Beauty of the Plague

For ten days in 1820 the English poet John Keats was forced to remain at sea in the bay of Naples. It couldn’t have been a nicer place to be quarantined from the typhus – the epidemic of the time – that was ravaging Italy. “One of the most sublime locations in the world,” writes Frances Mayes in the New York Times in an appreciation of the poet whose work was a culmination of the romantic era that  found beauty in almost everything.

Bay of Naples, Italy

“Beauty is truth, truth beauty,” that is all

Ye know on earth and all ye need to know.

Such was the message of a picturesque Grecian urn in one of Keats’ most famous poems. As a boy he found beauty in fighting, later transferred to verse. For one who was so in love with life, he didn’t have much of it, dying at 25 from another common disease of the time, tuberculosis. Coughing steadily while viewing Naples, he knew he didn’t have long to live –  in fact, four months. But there’s beauty in death as well as in life, he wrote in “Ode to a Nightingale:”

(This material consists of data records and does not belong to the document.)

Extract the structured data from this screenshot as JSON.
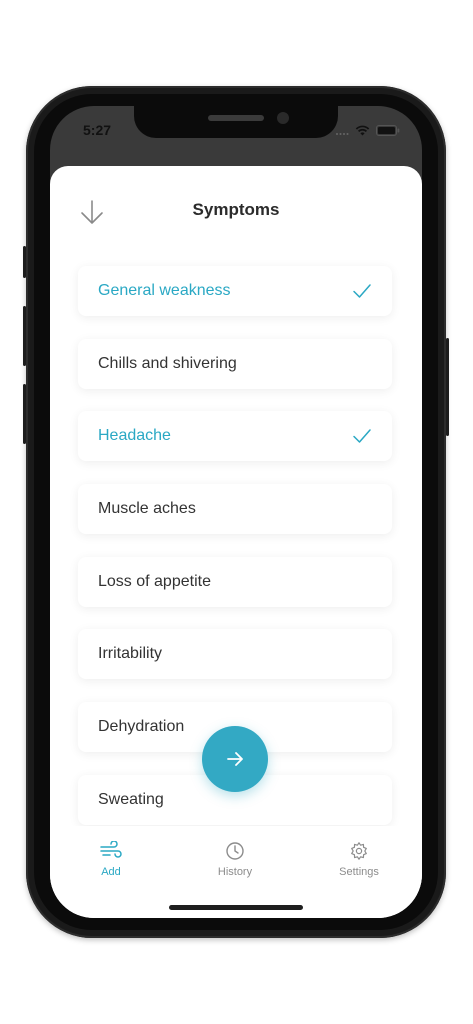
{
  "status_bar": {
    "time": "5:27"
  },
  "header": {
    "title": "Symptoms"
  },
  "symptoms": [
    {
      "label": "General weakness",
      "selected": true
    },
    {
      "label": "Chills and shivering",
      "selected": false
    },
    {
      "label": "Headache",
      "selected": true
    },
    {
      "label": "Muscle aches",
      "selected": false
    },
    {
      "label": "Loss of appetite",
      "selected": false
    },
    {
      "label": "Irritability",
      "selected": false
    },
    {
      "label": "Dehydration",
      "selected": false
    },
    {
      "label": "Sweating",
      "selected": false
    }
  ],
  "fab": {
    "icon": "arrow-right-icon"
  },
  "tabs": [
    {
      "label": "Add",
      "icon": "wind-icon",
      "active": true
    },
    {
      "label": "History",
      "icon": "clock-icon",
      "active": false
    },
    {
      "label": "Settings",
      "icon": "gear-icon",
      "active": false
    }
  ],
  "colors": {
    "accent": "#33a9c4",
    "text": "#333333",
    "muted": "#8c8c8c"
  }
}
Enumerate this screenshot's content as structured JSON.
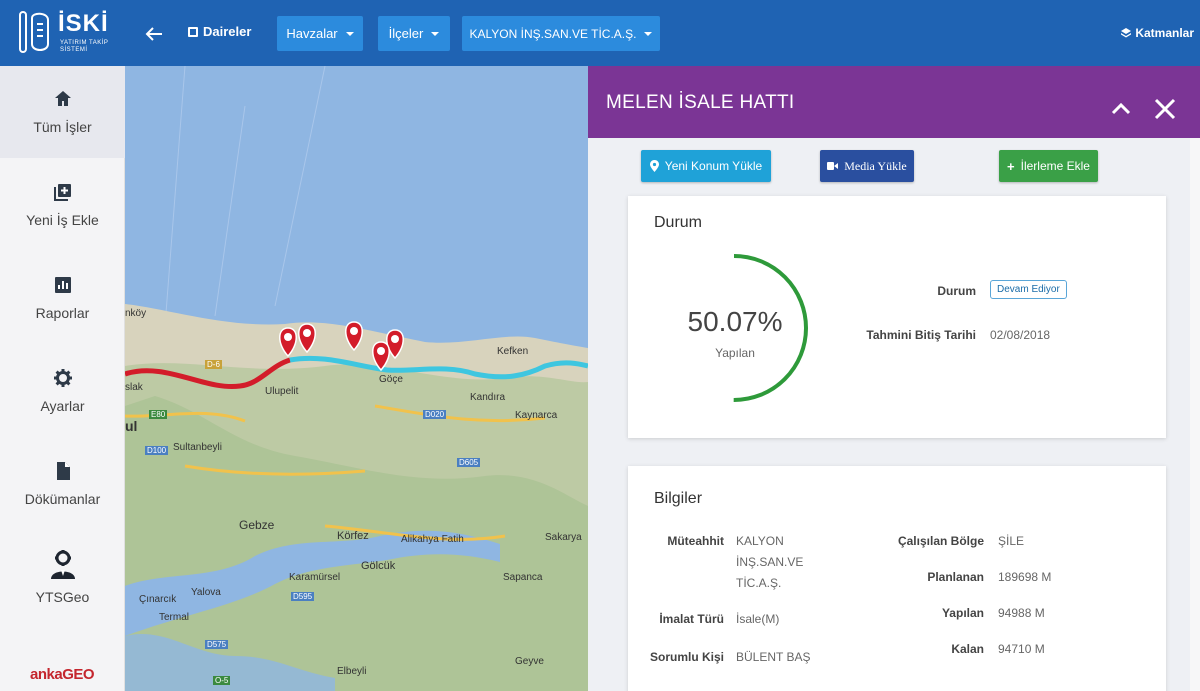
{
  "header": {
    "brand": "İSKİ",
    "brand_sub": "YATIRIM TAKİP SİSTEMİ",
    "daireler": "Daireler",
    "dropdowns": [
      "Havzalar",
      "İlçeler",
      "KALYON İNŞ.SAN.VE TİC.A.Ş."
    ],
    "katmanlar": "Katmanlar"
  },
  "sidebar": {
    "items": [
      {
        "label": "Tüm İşler",
        "icon": "home-icon"
      },
      {
        "label": "Yeni İş Ekle",
        "icon": "add-box-icon"
      },
      {
        "label": "Raporlar",
        "icon": "chart-icon"
      },
      {
        "label": "Ayarlar",
        "icon": "gear-icon"
      },
      {
        "label": "Dökümanlar",
        "icon": "document-icon"
      },
      {
        "label": "YTSGeo",
        "icon": "user-gear-icon"
      }
    ],
    "vendor_logo": "ankaGEO"
  },
  "map": {
    "labels": [
      "nköy",
      "slak",
      "ul",
      "Ulupelit",
      "Sultanbeyli",
      "Gebze",
      "Körfez",
      "Gölcük",
      "Alikahya Fatih",
      "Karamürsel",
      "Çınarcık",
      "Yalova",
      "Termal",
      "Elbeyli",
      "Kefken",
      "Kandıra",
      "Kaynarca",
      "Sakarya",
      "Sapanca",
      "Geyve",
      "Göçe",
      "D-6",
      "E80",
      "D100",
      "D020",
      "D605",
      "D595",
      "D575",
      "O-5"
    ]
  },
  "panel": {
    "title": "MELEN İSALE HATTI",
    "actions": [
      {
        "label": "Yeni Konum Yükle",
        "color": "#1fa2d8",
        "icon": "location-pin-icon"
      },
      {
        "label": "Media Yükle",
        "color": "#2a4f9f",
        "icon": "video-icon"
      },
      {
        "label": "İlerleme Ekle",
        "color": "#3aa047",
        "icon": "plus-icon"
      }
    ],
    "durum": {
      "title": "Durum",
      "progress": 50.07,
      "progress_text": "50.07%",
      "progress_sub": "Yapılan",
      "status_label": "Durum",
      "status_value": "Devam Ediyor",
      "end_label": "Tahmini Bitiş Tarihi",
      "end_value": "02/08/2018"
    },
    "bilgiler": {
      "title": "Bilgiler",
      "muteahhit_label": "Müteahhit",
      "muteahhit_lines": [
        "KALYON",
        "İNŞ.SAN.VE",
        "TİC.A.Ş."
      ],
      "imalat_label": "İmalat Türü",
      "imalat_value": "İsale(M)",
      "sorumlu_label": "Sorumlu Kişi",
      "sorumlu_value": "BÜLENT BAŞ",
      "bolge_label": "Çalışılan Bölge",
      "bolge_value": "ŞİLE",
      "planlanan_label": "Planlanan",
      "planlanan_value": "189698 M",
      "yapilan_label": "Yapılan",
      "yapilan_value": "94988 M",
      "kalan_label": "Kalan",
      "kalan_value": "94710 M"
    }
  },
  "colors": {
    "topbar": "#1f63b3",
    "dropdown": "#2c8bdd",
    "panel_header": "#7b3595",
    "progress": "#2e9a3a",
    "route_red": "#d31c2a",
    "route_cyan": "#3ec6e0"
  }
}
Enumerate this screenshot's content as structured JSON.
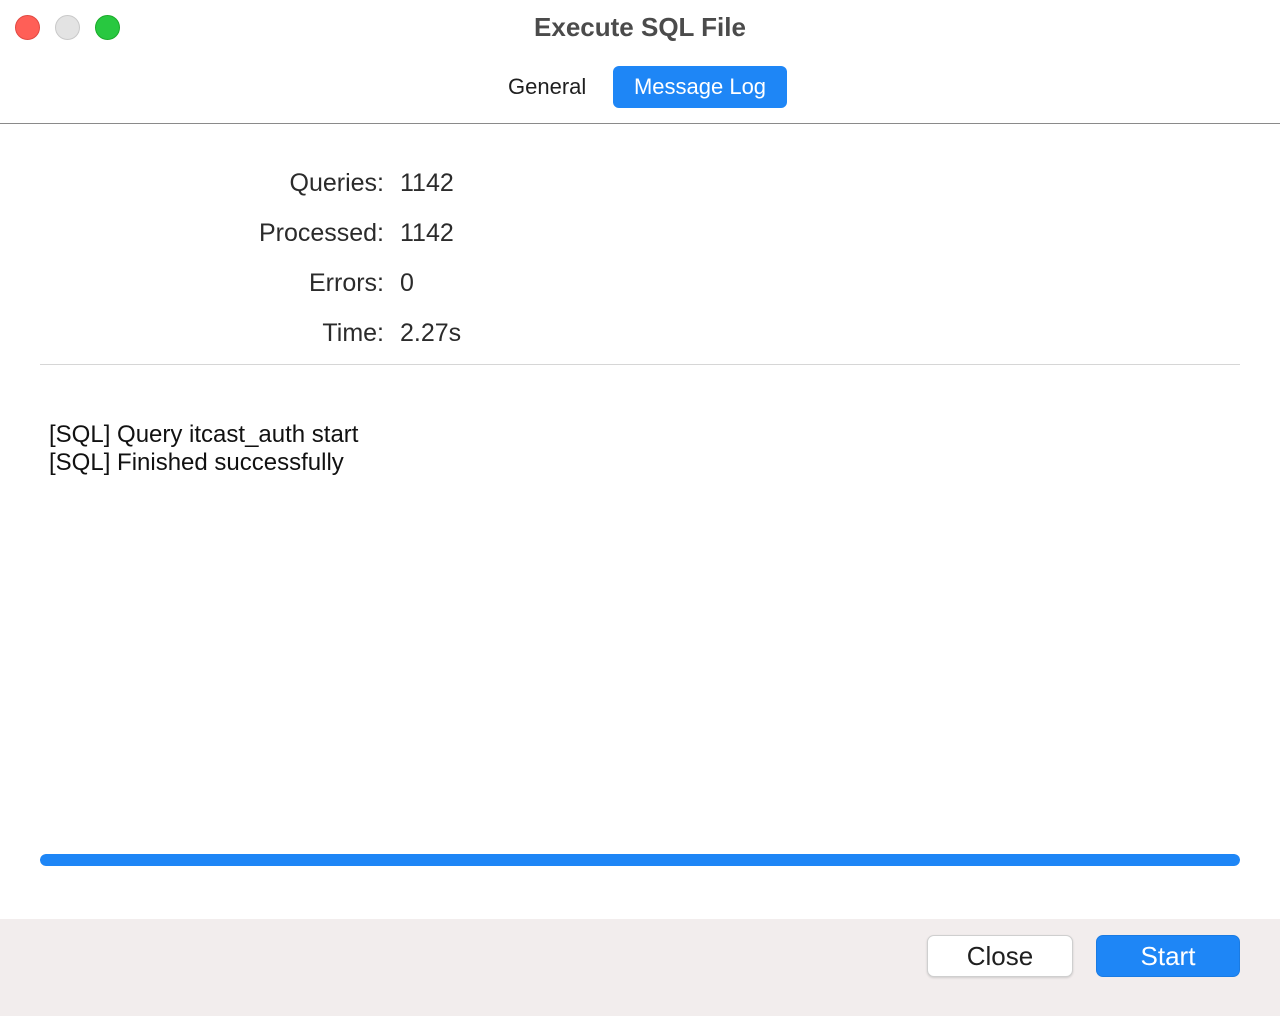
{
  "window": {
    "title": "Execute SQL File"
  },
  "tabs": [
    {
      "label": "General",
      "active": false
    },
    {
      "label": "Message Log",
      "active": true
    }
  ],
  "stats": {
    "queries_label": "Queries:",
    "queries_value": "1142",
    "processed_label": "Processed:",
    "processed_value": "1142",
    "errors_label": "Errors:",
    "errors_value": "0",
    "time_label": "Time:",
    "time_value": "2.27s"
  },
  "log": {
    "lines": [
      "[SQL] Query itcast_auth start",
      "[SQL] Finished successfully"
    ]
  },
  "progress": {
    "fraction": 1.0
  },
  "buttons": {
    "close_label": "Close",
    "start_label": "Start"
  },
  "colors": {
    "accent": "#1e86f6",
    "footer_bg": "#f2eded"
  }
}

Darklng I listen; and, for many a time
I have been half in love with easeful Death,
Call’d him soft names in many a mused rhyme,
To take into the air my quiet breath.

But above all is the beauty of the here and now in England and Italy:
Happy is England! I could be content
To see no other verdure than its own;
To feel no other breezes that are blown
Through its tall woods with high romances blent;
Yet do I sometimes feel a languishment
For skies Italian, and an inward groan
To sit upon an Alp as on a throne,
And half forget what world or worldling meant.
Happy is England, sweet her artless daughters;
Enough their simple loveliness for me,
Enough their whitest arms in silence clinging;
Yet do I often warmly burn to see
Beauties of deeper glance, and hear their singing.
And float with them about the summer waters.